The Court of Appeals has made express findings to the following effect:
There is no question that a wrong has been committed by the so-called Park Rite Co., Inc., upon the plaintiffs when it occupied
the lot of the latter without its prior knowledge and consent and without paying the reasonable rentals for the occupation of
said lot. There is also no doubt in our mind that the corporation was a mere alter ego or business conduit of the defendants
Cirilo Paredes and Ursula Tolentino, and before them the defendants M. McConnel, W. P. Cochrane, and Ricardo Rodriguez.
The evidence clearly shows that these persons completely dominated and controlled the corporation and that the functions of
the corporation were solely for their benefits.
When it was originally organized on or about April 15, 1947, the original incorporators were M. McConnel, W. P. Cochrane, Ricardo
Rodriguez, Benedicto M. Dario and Aurea Ordrecio with a capital stock of P1,500.00 divided into 1,500 shares at P1.00 a share.
McConnel and Cochrane each owned 500 shares, Ricardo Rodriguez 408 shares, and Dario and Ordrecio 1 share each. It is obvious that
the shares of the last two named persons were merely qualifying shares.

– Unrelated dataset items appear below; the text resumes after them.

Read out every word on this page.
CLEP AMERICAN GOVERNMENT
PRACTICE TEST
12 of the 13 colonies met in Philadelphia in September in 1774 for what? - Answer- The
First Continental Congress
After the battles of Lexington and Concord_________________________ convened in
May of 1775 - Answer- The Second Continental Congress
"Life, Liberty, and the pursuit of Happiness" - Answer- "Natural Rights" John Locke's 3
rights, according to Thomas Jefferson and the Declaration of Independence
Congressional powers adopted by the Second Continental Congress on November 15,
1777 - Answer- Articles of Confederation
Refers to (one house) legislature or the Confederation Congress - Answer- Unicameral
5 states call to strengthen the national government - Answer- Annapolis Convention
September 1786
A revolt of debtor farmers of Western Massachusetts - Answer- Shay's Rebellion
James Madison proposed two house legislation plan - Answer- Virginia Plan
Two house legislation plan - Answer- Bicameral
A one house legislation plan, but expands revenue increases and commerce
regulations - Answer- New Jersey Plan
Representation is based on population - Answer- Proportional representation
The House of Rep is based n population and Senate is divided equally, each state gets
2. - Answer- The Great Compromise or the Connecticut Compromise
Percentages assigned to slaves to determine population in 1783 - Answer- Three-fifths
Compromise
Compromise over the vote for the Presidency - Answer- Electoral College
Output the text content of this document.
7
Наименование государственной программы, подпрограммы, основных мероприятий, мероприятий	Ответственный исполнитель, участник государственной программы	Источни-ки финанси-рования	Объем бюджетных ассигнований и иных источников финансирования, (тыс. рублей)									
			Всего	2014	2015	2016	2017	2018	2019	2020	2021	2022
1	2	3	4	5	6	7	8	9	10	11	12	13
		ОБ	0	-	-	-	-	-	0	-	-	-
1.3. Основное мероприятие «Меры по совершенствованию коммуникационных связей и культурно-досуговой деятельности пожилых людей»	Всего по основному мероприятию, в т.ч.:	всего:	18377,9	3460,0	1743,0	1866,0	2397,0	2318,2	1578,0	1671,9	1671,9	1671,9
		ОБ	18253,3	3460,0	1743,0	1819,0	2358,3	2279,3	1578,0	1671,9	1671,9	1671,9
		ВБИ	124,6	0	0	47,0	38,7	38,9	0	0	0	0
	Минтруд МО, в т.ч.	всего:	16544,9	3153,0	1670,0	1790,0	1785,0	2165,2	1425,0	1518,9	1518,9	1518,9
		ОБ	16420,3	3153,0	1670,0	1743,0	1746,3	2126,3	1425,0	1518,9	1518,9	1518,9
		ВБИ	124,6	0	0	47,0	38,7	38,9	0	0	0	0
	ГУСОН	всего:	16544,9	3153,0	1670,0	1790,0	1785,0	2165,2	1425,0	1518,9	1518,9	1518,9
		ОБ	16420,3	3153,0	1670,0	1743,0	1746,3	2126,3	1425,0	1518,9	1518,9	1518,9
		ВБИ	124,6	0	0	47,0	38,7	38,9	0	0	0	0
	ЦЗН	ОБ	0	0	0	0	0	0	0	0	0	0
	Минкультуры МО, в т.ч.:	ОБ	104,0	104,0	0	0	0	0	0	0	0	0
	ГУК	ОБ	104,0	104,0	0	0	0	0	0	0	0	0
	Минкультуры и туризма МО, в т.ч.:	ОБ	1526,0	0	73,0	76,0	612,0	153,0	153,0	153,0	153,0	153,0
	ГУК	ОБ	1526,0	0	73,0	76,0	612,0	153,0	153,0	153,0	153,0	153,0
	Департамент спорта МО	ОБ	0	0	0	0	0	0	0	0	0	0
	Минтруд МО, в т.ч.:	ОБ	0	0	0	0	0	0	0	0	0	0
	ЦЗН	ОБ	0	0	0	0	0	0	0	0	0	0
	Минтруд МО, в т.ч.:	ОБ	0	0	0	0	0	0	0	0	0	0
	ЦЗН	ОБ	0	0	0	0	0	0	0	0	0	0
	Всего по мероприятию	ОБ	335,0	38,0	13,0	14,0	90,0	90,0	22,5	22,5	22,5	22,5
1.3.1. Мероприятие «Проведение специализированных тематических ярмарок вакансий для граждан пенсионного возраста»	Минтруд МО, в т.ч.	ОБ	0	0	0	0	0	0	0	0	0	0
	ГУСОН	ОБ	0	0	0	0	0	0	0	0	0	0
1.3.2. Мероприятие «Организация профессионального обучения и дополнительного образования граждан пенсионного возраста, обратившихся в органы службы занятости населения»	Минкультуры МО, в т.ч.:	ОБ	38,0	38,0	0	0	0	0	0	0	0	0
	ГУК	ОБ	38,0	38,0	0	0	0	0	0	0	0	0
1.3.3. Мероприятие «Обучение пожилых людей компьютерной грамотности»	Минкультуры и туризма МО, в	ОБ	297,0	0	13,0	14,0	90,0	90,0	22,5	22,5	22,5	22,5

Then or about August 22, 1947 the defendants Cirilo Paredes and Ursula Tolentino purchased 1,496 shares of the said corporation and
the remaining four shares were acquired by Bienvenido J. Claudio, Quintin C. Paredes, Segundo Tarictican, and Paulino Marquez at one
share each. It is obvious that the last four shares bought by these four persons were merely qualifying shares and that to all intents
and purposes the spouses Cirilo Paredes and Ursula Tolentino composed the so-called Park Rite Co., Inc. That the corporation was a
mere extension of their personality is shown by the fact that the office of Cirilo Paredes and that of Park Rite Co., Inc. were located in
the same building, in the same floor and in the same room at 507 Wilson Building. This is further shown by the fact that the funds of
the corporation were kept by Cirilo Paredes in his own name (p. 14, November 8, 1950, T.S.N.) The corporation itself had no visible
assets, as correctly found by the trial court, except perhaps the toll house, the wire fence around the lot and the signs thereon.
It was for this reason that the judgment against it could not be fully satisfied. (Emphasis supplied).
The facts thus found can not be varied by us, and conclusively show that the corporation is a mere instrumentality of the
individual stockholder's, hence the latter must individually answer for the corporate obligations. While the mere ownership of all
or nearly all of the capital stock of a corporation is a mere business conduit of the stockholder, that conclusion is amply justified where
it is shown, as in the case before us, that the operations of the corporation were so merged with those of the stockholders as to be
practically indistinguishable from them.
To hold the latter liable for the corporation's obligations is not to ignore the corporation's separate entity, but merely to apply the
established principle that such entity can not be invoked or used for purposes that could not have been intended by the law that created
that separate personality.
The petitioners-appellants insist that the Court could have no jurisdiction over an action to enforce a judgment within five (5) years from
its rendition, since the Rules of Court provide for enforcement by mere motion during those five years. The error of this stand is
apparent, because the second action, originally begun in the Court of First Instance, was not an action to enforce the judgment
of the Municipal Court, but an action to have non-parties to the judgment held responsible for its payment.